Israel’s Espro Acoustiguide Group makes the magic behind audio-video tours of museums and historical sites worldwide.
By Avigayil Kadesh
If you’re visiting world-renowned sites such as the Louvre or Musée d’Orsay, the Guggenheim or Smithsonian, the Roman Baths or Westminster Abbey, Taipei 101 or the Israel Museum, you can get a multimedia guided tour via your own smartphone, MP3 player or tablet thanks to the Israeli company Espro Acoustiguide Group.
Espro Acoustiguide provides traditional audio guides as well as web-based audio and multimedia tour apps in dozens of languages, with advanced features such as indoor and outdoor positioning and image recognition. The apps also offer animation, graphics, children tours, sign language tours and interactive games.
Tour guide to Taipei’s 101 Tower in Taiwan
In September 2013, the company received worldwide press coverage — including The Wall Street Journal’s online magazine "Market Watch" — for its new Acoustiguide Mobile solution for creating and distributing multilingual, visually rich multimedia tours on iOS and Android handsets and tablets.
The technology has come a long way since 1957, when US-based Acoustiguide introduced an audio tour of Hyde Park, the home of President Franklin D. Roosevelt. Narrated by his widow, Eleanor Roosevelt, the tour was given on the then state-of-the-art portable reel-to-reel player.
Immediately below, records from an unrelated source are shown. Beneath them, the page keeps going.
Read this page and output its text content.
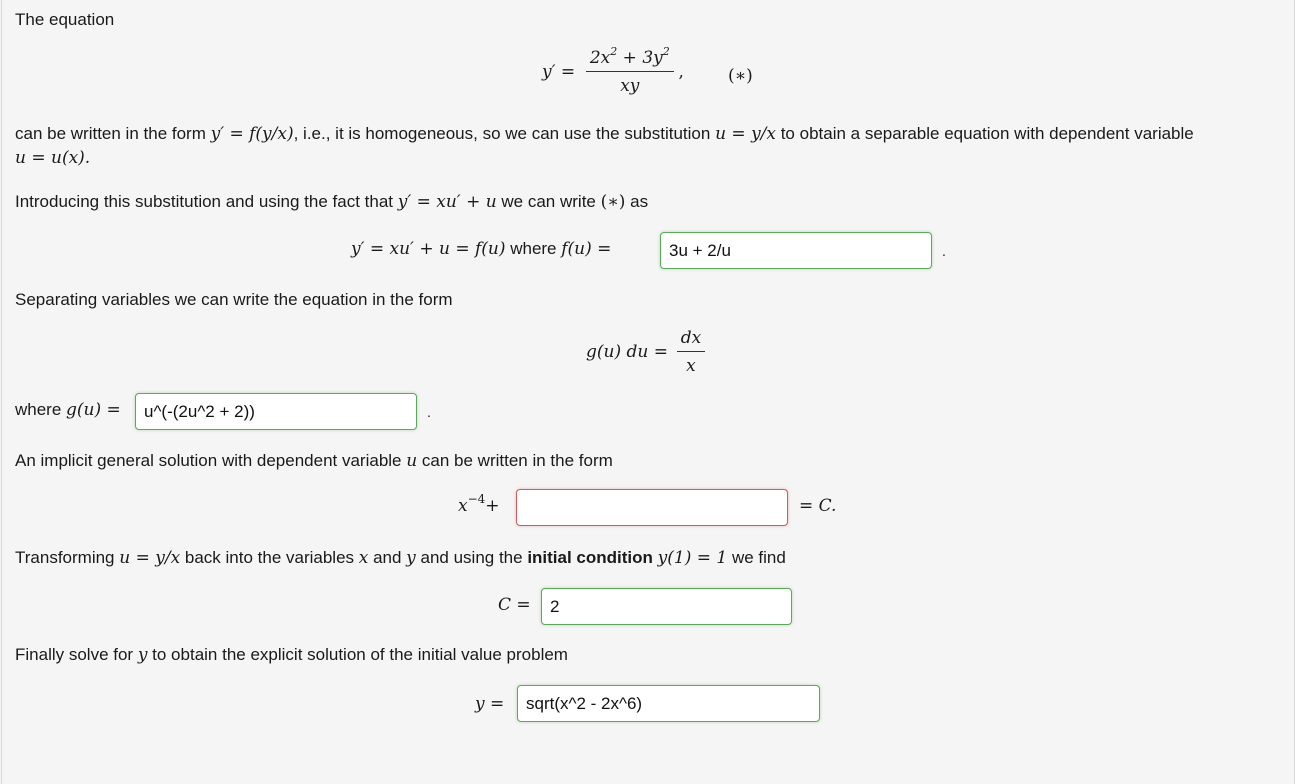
The equation
$y' = \frac{2x^2 + 3y^2}{xy}$ ,	(∗)
can be written in the form y′ = f(y/x), i.e., it is homogeneous, so we can use the substitution u = y/x to obtain a separable equation with dependent variable
u = u(x).
Introducing this substitution and using the fact that y′ = xu′ + u we can write (∗) as
y′ = xu′ + u = f(u) where f(u) =
3u + 2/u	.
Separating variables we can write the equation in the form
g(u) du = $\frac{dx}{x}$
where g(u) =
u^(-(2u^2 + 2))	.
An implicit general solution with dependent variable u can be written in the form
$x^{-4}+$	= C.
Transforming u = y/x back into the variables x and y and using the initial condition y(1) = 1 we find
C =
2
Finally solve for y to obtain the explicit solution of the initial value problem
y =
sqrt(x^2 - 2x^6)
In 1993, the company unveiled the world’s first digital wand player, at the Louvre in Paris. No longer did visitors have to follow a linear tour along a predetermined route. Now they could pick and choose the objects they wanted to learn about, and go at their own pace.
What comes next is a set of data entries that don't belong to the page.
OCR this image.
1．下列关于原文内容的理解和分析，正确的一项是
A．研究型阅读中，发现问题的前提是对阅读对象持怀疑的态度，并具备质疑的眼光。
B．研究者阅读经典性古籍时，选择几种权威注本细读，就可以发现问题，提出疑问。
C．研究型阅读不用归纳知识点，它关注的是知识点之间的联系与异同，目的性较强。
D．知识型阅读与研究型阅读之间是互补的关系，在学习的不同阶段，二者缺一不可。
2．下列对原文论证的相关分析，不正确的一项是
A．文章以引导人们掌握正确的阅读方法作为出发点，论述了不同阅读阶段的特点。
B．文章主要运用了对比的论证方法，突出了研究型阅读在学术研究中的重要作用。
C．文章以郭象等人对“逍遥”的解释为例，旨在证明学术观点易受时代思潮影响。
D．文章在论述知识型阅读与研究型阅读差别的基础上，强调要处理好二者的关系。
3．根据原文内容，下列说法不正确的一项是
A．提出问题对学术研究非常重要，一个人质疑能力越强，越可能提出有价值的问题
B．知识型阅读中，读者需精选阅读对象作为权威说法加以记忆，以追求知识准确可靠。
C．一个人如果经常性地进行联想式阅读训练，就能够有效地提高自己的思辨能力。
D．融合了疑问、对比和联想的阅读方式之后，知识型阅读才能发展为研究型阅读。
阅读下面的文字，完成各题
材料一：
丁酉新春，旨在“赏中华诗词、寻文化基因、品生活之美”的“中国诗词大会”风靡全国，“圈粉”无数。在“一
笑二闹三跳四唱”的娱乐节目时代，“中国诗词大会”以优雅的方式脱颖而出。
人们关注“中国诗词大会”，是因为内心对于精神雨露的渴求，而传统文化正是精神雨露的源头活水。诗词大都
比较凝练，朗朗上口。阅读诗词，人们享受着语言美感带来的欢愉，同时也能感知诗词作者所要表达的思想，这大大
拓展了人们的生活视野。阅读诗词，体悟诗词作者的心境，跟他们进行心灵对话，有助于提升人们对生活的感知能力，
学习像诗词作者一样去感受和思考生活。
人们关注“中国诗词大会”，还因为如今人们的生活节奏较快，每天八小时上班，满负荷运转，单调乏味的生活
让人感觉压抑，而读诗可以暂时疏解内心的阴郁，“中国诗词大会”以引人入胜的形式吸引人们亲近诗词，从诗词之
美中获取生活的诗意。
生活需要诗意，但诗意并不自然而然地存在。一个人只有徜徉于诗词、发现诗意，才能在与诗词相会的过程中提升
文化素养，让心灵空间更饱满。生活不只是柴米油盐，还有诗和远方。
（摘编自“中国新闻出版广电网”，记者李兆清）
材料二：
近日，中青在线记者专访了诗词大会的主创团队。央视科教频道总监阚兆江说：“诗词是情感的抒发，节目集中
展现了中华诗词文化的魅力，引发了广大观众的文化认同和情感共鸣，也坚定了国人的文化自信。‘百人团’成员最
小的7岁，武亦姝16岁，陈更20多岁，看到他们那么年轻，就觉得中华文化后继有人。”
Today, you don’t even have to be on location to get a detailed tour of any of hundreds of museums and heritage sites on Espro Acoustiguide’s roster, because it’s all available digitally. You can use the app to acquaint yourself with the site before a visit or even in lieu of a visit.
The newest Espro Acoustiguide services are at the Solomon R. Guggenheim Museum in New York City and at the Tower of London.
The free virtual Guggenheim tour features multimedia guides to current and past exhibitions and the museum’s entire permanent collection, as well as interviews with artists, curators and designers; and information about the Frank Lloyd Wright-designed building itself, including a detailed floor map.
The Children’s Tour launched last spring at the Tower of London is primarily based on multimedia, including narration by three ravens at the Tower with “appearances” from Henry VIII, Anne Boleyn, Richard II and Sir Walter Raleigh — and on-screen images, quizzes and cartoons that keep young visitors engaged as their parents listen to the adult tour.
“It’s wonderful to see families listening to the tour together but also how the tour allows each visitor to get the most out of their own individual visit,” said a member of the Espro Acoustiguide Tower of London staff.
An audio and multimedia guide empire
It is quite common for overseas companies to buy Israeli startups, but the Kfar Saba-based firm has the opposite back story.
Espro Information Technologies, which had been honing its audio guide software since 1999, bought its well-established US-based competitor Acoustiguide in 2005. The combined entity placed in the Deloitte Israel Technology Fast 50 list in 2007, 2008 and 2009.
In 2010, Espro Acoustiguide acquired the Japanese company A&D AudioGuides, followed by the Canadian company Tristan Interactive in April 2013. Tristan became the New-Media Division of the Espro Acoustiguide Group.
This global group of companies – nine offices and a network of distributors from New York to Sydney and from Rio de Janeiro to St. Petersburg – is overseen by CEO Israel Gal, who cut his tech teeth in the Israel Defense Forces and then in Koor Industries. He joined Espro Information Technologies in its fifth year and brought it to new heights.
Gal acknowledges that the acquisition of a competitor by an Israeli company is unusual. Opportunity knocked when Acoustiguide had taken a tumble following a large investment in a new technology that failed. The much smaller Espro’s strength was technology and so it entered into a race to buy – and, in effect, rescue – the troubled Acoustiguide.
“It was a huge race and a huge risk at the time,” says Gal, who notes that acquiring a Japanese company was also rare for an Israeli firm. “But 18 months after acquisition, there was a huge turnaround reflected in the numbers.”
Espro’s French subsidiary worked with Tristan Interactive in 2012 to develop the Louvre’s official app, and its Australian office partnered with Tristan to launch an innovative app for the Museum of Contemporary Art Australia that orients visitors through indoor positioning technology.
When Espro Acoustiguide bought Tristan, it added Tristan’s own prestigious clients, such as the Guggenheim and four of the US government’s Smithsonian museums, to its burgeoning client roster.
“Our Israeli team now works shoulder to shoulder with our Canadian team to bring more advanced technologies,” says Gal.
“The basic platform is great for smartphones and tablets. The functionality until now is content and creating a warm, educational visitor experience. Now, with indoor positioning, we will enable users to know where they are precisely in very large, complex buildings. We’re working on this alongside other exciting capabilities like image recognition and augmented reality to enhance the borders of the visit.”
The client list keeps growing alongside technological advances that are in many cases exclusive.
“After three acquisitions and expansion, we are one of the world’s leading companies in mobile content for culture, art education and heritage,” says Gal.